Innerlichkeit ging verloren
Der von Guido Harzen geleitete "Junge Konzertchor Düsseldorf" war um Abwechslung bemüht, bezog ausgiebig den Kirchenraum in sein Programm ein und wählte drei verschiedene Grundpositionen. Ob die Wahl mit drei "Agnus-Dei"-Vertonungen des zwanzigsten Jahrhunderts glücklich war, möge dahingestellt bleiben. Warum der Chorleiter ein als Einzelstück wenig attraktives Orgelstück von Jean Langlais beisteuern musste, war fraglich. Der abschliessende Mendelssohn-Chorsatz "Verleih uns Frieden gnädiglich" war durch eine viel zu laute Orgelbegleitung leider völlig um seine Wirkung gebracht. Da ging jede Innerlichkeit gründlich verloren.

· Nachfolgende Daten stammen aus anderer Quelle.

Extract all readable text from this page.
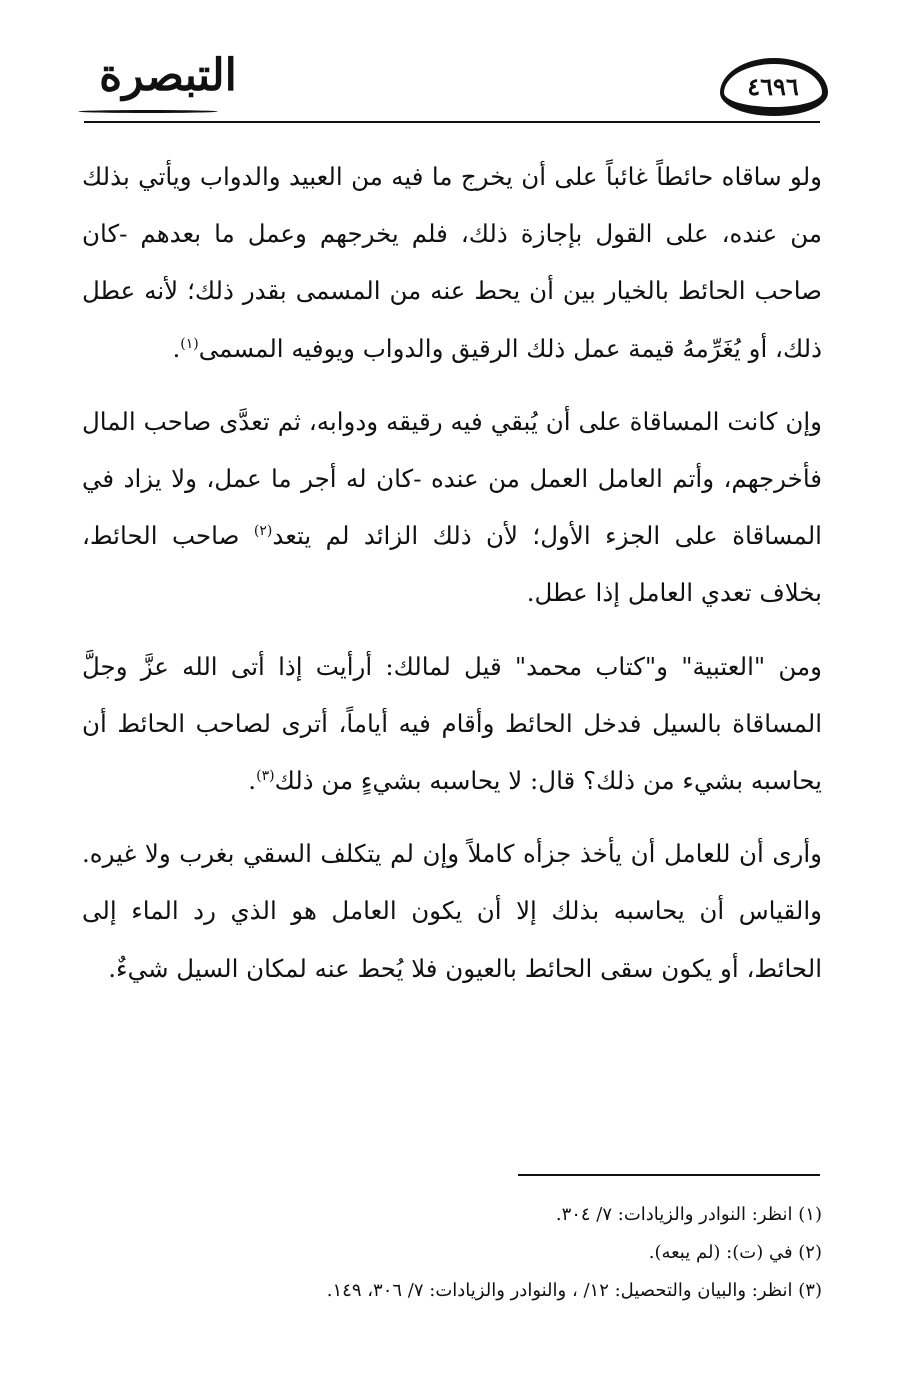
التبصرة	٤٦٩٦

ولو ساقاه حائطاً غائباً على أن يخرج ما فيه من العبيد والدواب ويأتي بذلك من عنده، على القول بإجازة ذلك، فلم يخرجهم وعمل ما بعدهم -كان صاحب الحائط بالخيار بين أن يحط عنه من المسمى بقدر ذلك؛ لأنه عطل ذلك، أو يُغَرِّمهُ قيمة عمل ذلك الرقيق والدواب ويوفيه المسمى$^{(١)}$.

وإن كانت المساقاة على أن يُبقي فيه رقيقه ودوابه، ثم تعدَّى صاحب المال فأخرجهم، وأتم العامل العمل من عنده -كان له أجر ما عمل، ولا يزاد في المساقاة على الجزء الأول؛ لأن ذلك الزائد لم يتعد$^{(٢)}$ صاحب الحائط، بخلاف تعدي العامل إذا عطل.

ومن "العتبية" و"كتاب محمد" قيل لمالك: أرأيت إذا أتى الله عزَّ وجلَّ المساقاة بالسيل فدخل الحائط وأقام فيه أياماً، أترى لصاحب الحائط أن يحاسبه بشيء من ذلك؟ قال: لا يحاسبه بشيءٍ من ذلك$^{(٣)}$.

وأرى أن للعامل أن يأخذ جزأه كاملاً وإن لم يتكلف السقي بغرب ولا غيره. والقياس أن يحاسبه بذلك إلا أن يكون العامل هو الذي رد الماء إلى الحائط، أو يكون سقى الحائط بالعيون فلا يُحط عنه لمكان السيل شيءٌ.

(١) انظر: النوادر والزيادات: ٧/ ٣٠٤.

(٢) في (ت): (لم يبعه).

(٣) انظر: والبيان والتحصيل: ١٢/ ، والنوادر والزيادات: ٧/ ٣٠٦، ١٤٩.
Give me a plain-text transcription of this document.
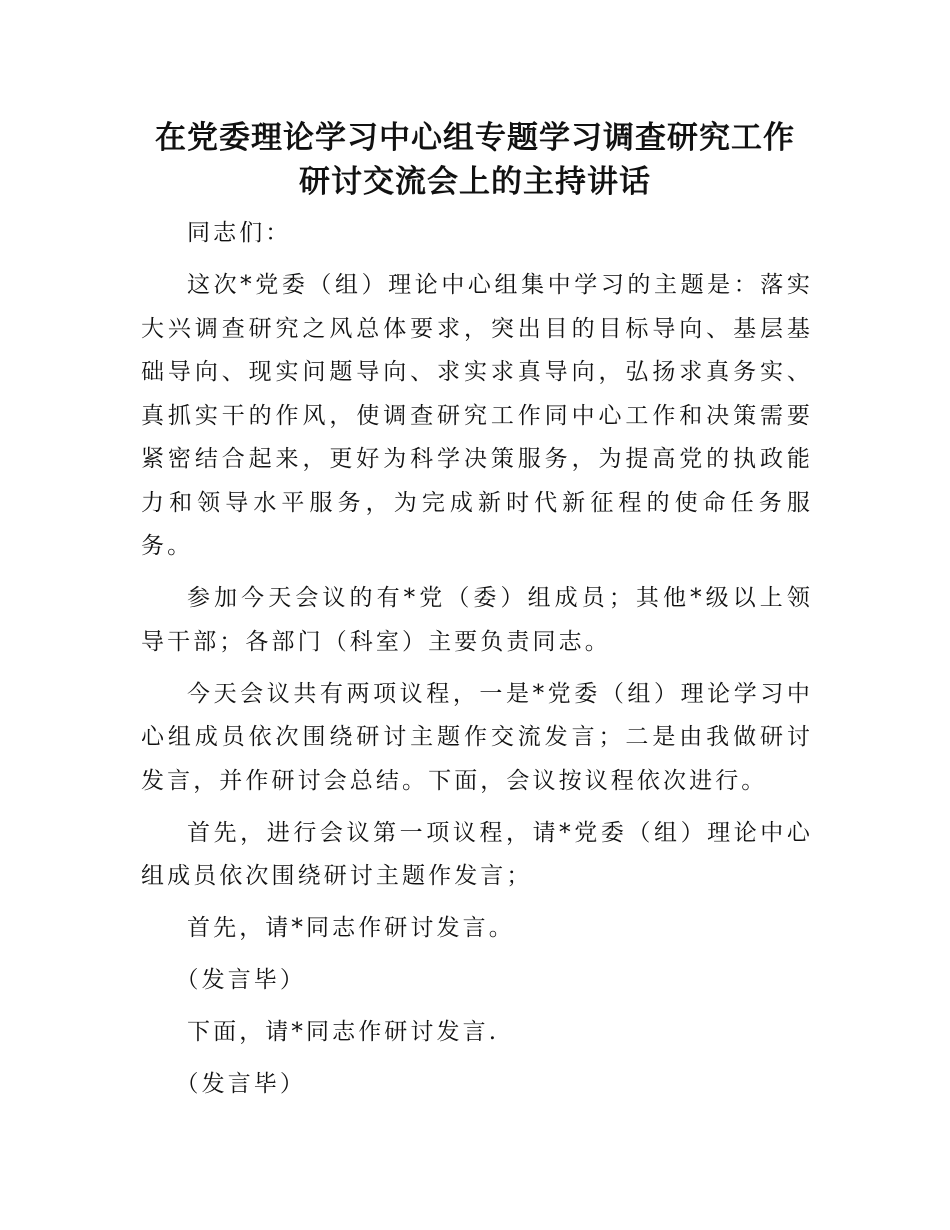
在党委理论学习中心组专题学习调查研究工作
研讨交流会上的主持讲话

同志们：

这次*党委（组）理论中心组集中学习的主题是：落实大兴调查研究之风总体要求，突出目的目标导向、基层基础导向、现实问题导向、求实求真导向，弘扬求真务实、真抓实干的作风，使调查研究工作同中心工作和决策需要紧密结合起来，更好为科学决策服务，为提高党的执政能力和领导水平服务，为完成新时代新征程的使命任务服务。

参加今天会议的有*党（委）组成员；其他*级以上领导干部；各部门（科室）主要负责同志。

今天会议共有两项议程，一是*党委（组）理论学习中心组成员依次围绕研讨主题作交流发言；二是由我做研讨发言，并作研讨会总结。下面，会议按议程依次进行。

首先，进行会议第一项议程，请*党委（组）理论中心组成员依次围绕研讨主题作发言；

首先，请*同志作研讨发言。

（发言毕）

下面，请*同志作研讨发言.

（发言毕）
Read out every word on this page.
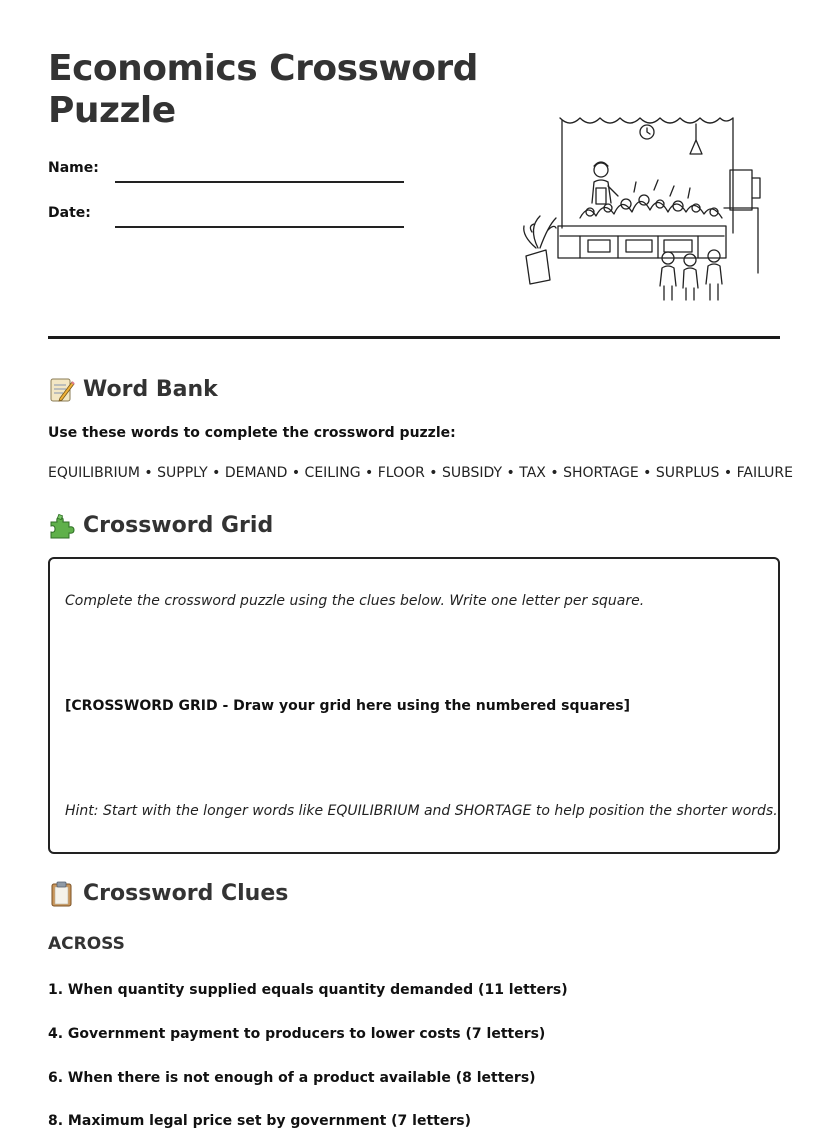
Economics Crossword Puzzle
Name:
Date:
Word Bank
Use these words to complete the crossword puzzle:
EQUILIBRIUM • SUPPLY • DEMAND • CEILING • FLOOR • SUBSIDY • TAX • SHORTAGE • SURPLUS • FAILURE
Crossword Grid
Complete the crossword puzzle using the clues below. Write one letter per square.
[CROSSWORD GRID - Draw your grid here using the numbered squares]
Hint: Start with the longer words like EQUILIBRIUM and SHORTAGE to help position the shorter words.
Crossword Clues
ACROSS
1. When quantity supplied equals quantity demanded (11 letters)
4. Government payment to producers to lower costs (7 letters)
6. When there is not enough of a product available (8 letters)
8. Maximum legal price set by government (7 letters)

Das Chorprogramm wurde aufgelockert durch Instrumentalbeiträge des Ensembles "Umbach & Consorten". Was die Stücke von Elke Martha Umbach (Traversflöten), Katie Riemann (Barockvioloncello) und Wiebke Weidanz (Hammerflügel) mit dem Hauptthema zu tun hatten, möge dahingestellt bleiben. Interpretatorisch galt das bereits für den Chor Gesagte: beachtliches Können, aber kaum einmal ein großer Zusammenhang und leider eben auch viel Unverbindlichkeit.